Aber erstmal einen Schritt zurück. Genau aus dem eben geschilderten Grund sollte man sich vor dem ersten Besuch in aller Ruhe genau überlegen, ob man überhaupt bereit ist die Verantwortung für
Hundeleben zu übernehmen mit all seinen Vor- und Nachteilen. Bitte bedenken Sie dabei immer, dass das evtl. neue Familien mitglied in Ihrer Lebensplanung für nächsten 10-15 Jahre einen ausreichenden
Platz einnehmen können sollte.
Erst wenn diese Entscheidung für den Kauf eines Hundewelpen nach grundlegender Überlegung mit all seinen Konsequenzen getroffen wurde und auch nur dann sollte man sich mit den einzelnen Hunderas
sen auseinandersetzten, um zu schauen, welche am besten zu einem passt und welche Vor- und Nachteile die einzelnen doch sehr unterschiedlichen Gattungen mit sich bringen und ob es unbedingt ein
Hundewelpe sein soll oder ob man sich nicht auch für einen bereits etwas älteren Hund z.B. aus dem Tierheim oder einer Pflege familie begeistern kann.
Lassen Sie sich unbedingt Zeit für die Beantwortung der eben geschilderten Fragestellungen. Sprechen Sie mit Freunden und anderen Hundebesitzern oder recherchieren Sie im Internet auf den
unzähligen Hundeseiten etc.
Ist der Entschluss gefasst nach grundlegender Analyse mit dem Ergebnis, dass ein Welpe einer bestimmten Hunderasse in die eigenen vier Wände einziehen soll, welcher nicht aus dem Tierheim oder einer
Pflegestelle stammt, so gilt es nun einen geeigneten Hundezüchter zu finden. Fragt sich nur wo und was dabei zu beachten ist?!

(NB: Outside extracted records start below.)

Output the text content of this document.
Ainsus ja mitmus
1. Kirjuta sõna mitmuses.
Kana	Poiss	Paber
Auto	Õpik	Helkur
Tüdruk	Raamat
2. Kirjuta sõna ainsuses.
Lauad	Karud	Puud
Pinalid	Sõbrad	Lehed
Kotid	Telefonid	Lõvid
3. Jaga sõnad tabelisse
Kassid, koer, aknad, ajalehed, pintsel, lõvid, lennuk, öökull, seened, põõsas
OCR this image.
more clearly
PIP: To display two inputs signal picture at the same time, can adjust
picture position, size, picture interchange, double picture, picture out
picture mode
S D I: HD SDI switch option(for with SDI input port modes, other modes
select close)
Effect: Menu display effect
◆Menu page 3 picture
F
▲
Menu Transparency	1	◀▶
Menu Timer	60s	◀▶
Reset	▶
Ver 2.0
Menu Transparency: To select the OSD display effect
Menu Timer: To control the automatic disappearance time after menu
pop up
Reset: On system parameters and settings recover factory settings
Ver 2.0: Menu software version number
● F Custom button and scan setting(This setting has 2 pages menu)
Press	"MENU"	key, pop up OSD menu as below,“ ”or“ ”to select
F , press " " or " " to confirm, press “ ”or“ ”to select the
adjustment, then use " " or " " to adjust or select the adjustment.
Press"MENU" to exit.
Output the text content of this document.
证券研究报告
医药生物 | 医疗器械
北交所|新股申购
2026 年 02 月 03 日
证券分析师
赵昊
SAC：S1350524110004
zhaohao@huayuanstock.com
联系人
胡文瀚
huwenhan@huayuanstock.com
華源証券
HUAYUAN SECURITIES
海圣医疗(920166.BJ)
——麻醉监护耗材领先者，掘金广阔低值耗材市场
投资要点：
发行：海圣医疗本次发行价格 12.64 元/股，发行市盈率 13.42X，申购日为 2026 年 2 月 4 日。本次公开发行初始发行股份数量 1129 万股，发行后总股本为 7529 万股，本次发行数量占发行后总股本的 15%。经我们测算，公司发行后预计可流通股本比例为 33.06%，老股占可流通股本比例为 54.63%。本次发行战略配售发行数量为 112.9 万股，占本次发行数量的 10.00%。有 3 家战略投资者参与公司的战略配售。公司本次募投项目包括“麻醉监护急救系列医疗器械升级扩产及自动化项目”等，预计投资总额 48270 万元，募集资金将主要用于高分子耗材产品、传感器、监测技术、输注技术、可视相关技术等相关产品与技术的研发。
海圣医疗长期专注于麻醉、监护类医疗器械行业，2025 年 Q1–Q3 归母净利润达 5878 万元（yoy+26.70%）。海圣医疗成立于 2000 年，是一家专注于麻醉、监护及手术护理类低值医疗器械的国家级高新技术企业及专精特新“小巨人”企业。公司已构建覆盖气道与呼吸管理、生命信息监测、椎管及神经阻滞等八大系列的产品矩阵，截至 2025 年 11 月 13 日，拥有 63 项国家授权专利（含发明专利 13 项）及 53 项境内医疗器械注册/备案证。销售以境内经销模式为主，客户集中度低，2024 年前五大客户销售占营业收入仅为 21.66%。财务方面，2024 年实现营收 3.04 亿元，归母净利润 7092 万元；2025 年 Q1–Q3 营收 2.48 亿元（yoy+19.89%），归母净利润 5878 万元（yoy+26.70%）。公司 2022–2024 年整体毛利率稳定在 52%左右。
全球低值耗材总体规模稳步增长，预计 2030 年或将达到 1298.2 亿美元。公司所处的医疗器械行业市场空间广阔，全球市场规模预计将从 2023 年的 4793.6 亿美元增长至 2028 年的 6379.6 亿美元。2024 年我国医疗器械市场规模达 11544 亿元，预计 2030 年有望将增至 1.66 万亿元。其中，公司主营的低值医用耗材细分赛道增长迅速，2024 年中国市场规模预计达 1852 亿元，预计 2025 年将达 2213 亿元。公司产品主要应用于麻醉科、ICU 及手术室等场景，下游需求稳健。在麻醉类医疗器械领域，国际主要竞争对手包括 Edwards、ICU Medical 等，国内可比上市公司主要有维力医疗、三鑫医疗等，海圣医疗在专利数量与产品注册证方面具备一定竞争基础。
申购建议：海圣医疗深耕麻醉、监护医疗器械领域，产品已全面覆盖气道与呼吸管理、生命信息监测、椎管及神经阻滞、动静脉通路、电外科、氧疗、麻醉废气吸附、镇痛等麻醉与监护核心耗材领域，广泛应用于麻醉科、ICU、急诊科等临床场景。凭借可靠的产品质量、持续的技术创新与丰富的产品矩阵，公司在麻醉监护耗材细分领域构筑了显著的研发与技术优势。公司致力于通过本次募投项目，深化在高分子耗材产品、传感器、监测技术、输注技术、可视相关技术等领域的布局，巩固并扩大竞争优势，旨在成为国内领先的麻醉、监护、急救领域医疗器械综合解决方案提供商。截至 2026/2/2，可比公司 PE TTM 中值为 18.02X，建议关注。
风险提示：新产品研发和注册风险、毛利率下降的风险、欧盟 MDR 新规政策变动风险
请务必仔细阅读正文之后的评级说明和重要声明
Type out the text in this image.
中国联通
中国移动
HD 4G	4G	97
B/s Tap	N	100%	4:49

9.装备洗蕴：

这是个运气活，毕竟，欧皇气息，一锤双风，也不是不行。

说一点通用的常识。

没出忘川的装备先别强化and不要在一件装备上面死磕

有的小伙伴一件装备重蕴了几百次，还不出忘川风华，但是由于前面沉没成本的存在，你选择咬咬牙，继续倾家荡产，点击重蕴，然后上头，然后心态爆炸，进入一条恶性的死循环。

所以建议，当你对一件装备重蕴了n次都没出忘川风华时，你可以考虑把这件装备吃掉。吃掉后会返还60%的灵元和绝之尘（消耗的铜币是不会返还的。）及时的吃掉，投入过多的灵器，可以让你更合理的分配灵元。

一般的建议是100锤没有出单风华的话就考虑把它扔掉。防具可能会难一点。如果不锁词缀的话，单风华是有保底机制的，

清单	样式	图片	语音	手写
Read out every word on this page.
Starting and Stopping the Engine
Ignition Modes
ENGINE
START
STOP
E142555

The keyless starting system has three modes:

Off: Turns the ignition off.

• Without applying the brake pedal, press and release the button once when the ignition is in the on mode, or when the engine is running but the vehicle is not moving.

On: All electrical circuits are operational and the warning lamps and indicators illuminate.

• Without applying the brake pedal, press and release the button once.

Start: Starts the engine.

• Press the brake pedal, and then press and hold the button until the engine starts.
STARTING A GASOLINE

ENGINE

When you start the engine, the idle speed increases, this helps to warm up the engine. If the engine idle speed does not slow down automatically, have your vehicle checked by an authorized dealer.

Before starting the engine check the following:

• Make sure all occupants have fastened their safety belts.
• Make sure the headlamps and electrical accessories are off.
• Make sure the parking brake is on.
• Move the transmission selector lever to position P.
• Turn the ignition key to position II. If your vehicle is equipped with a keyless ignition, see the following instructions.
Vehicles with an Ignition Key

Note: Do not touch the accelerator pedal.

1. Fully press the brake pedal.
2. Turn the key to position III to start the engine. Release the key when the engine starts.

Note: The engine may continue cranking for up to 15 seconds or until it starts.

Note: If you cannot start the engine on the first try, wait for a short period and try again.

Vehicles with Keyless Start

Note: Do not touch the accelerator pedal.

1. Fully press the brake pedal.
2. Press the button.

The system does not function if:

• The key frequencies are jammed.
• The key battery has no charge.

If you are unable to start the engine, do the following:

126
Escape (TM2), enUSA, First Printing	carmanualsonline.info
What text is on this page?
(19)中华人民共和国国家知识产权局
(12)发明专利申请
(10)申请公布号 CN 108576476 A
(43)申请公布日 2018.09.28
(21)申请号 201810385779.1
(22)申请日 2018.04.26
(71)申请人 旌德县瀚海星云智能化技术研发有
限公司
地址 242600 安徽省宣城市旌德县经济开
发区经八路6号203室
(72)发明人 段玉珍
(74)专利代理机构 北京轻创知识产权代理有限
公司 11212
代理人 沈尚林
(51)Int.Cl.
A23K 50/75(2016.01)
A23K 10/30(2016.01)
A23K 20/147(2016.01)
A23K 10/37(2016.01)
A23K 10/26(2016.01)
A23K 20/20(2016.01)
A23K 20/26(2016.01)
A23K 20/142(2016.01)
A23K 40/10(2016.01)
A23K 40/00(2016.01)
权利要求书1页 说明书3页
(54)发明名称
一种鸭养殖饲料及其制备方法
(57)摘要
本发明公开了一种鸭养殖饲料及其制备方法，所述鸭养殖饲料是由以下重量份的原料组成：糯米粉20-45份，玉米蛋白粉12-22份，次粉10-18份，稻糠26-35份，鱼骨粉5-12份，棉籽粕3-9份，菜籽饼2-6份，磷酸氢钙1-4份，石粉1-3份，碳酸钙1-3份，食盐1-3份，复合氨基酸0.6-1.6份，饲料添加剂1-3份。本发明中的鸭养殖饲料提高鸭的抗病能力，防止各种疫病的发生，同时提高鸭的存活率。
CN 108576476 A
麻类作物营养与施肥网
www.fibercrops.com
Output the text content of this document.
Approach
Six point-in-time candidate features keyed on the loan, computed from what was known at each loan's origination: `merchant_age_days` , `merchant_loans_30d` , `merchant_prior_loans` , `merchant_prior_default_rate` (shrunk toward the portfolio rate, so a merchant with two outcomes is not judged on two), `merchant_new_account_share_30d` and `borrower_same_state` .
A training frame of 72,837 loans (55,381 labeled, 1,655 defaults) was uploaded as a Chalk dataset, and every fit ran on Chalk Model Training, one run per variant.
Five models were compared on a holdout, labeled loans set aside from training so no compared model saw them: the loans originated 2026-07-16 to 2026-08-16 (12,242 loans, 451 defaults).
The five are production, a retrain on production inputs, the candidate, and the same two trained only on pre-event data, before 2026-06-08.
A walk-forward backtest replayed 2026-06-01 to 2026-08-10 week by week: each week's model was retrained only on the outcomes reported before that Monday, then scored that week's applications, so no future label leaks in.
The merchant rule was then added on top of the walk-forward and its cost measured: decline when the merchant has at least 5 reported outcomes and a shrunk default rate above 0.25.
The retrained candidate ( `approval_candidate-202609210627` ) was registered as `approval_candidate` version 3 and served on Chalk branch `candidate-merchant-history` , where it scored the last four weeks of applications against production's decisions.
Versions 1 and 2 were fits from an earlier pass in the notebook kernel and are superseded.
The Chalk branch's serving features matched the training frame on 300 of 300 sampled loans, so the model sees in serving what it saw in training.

Folgende Punkte sollten Sie unbedingt berücksichtigen beim Welpen Kauf :
1. Grundsätzlich ist zu sagen, dass der Verkauf von Hundewelpen ein gigantisches Geschäft ist, wo jedes Jahr Milliarden Euro umgesetzt werden. Zwangsläufig treiben sich somit leider auch viele
schwarze Schafe hier herum, die es nur auf Ihr Geld abgesehen haben. Nehmen Sie deshalb unbedingt Abstand von Offerten, wo auch nur der geringste Verdacht besteht, dass das Geld im Vordergrund
steht und nicht der Hund.
2. Orientieren Sie sich auf gar keinen Fall an der Höhe des Kaufpreises. Im Optimalfall spielt dieser bei Ihrer Kaufüberlegung gar keine oder nur eine sehr untergeordnete Rolle. Sehen Sie den
Kaufpreis am besten als Aufwandsentschädigung für den Züchter oder die Person an, von dem Sie den Welpen erwerben möchten und entscheiden Sie selbst, ob der Preis aus Ihrer Sicht angemessen ist
oder fragen Sie direkt, nach wie der Preis zustande kommt. Ein ehrlicher Welpen verkäufer wird Ihnen bereitwillig Auskunft erteilen über die ihm entstandenen Kosten (Futter, Impfung, ärztliche
Kontrollen, Aufzucht usw.).
Bitte bedenken Sie immer, dass die Kosten für einen vermeidlichen billigen“ Hund ins Uferlose ausarten können, wenn dieser Hund im Laufe seines Hundelebens mit diversen Krankheiten zu kämpfen hat
und Sie deshalb ständig den Tierarzt oder die Tierklinik aufsuchen müssen.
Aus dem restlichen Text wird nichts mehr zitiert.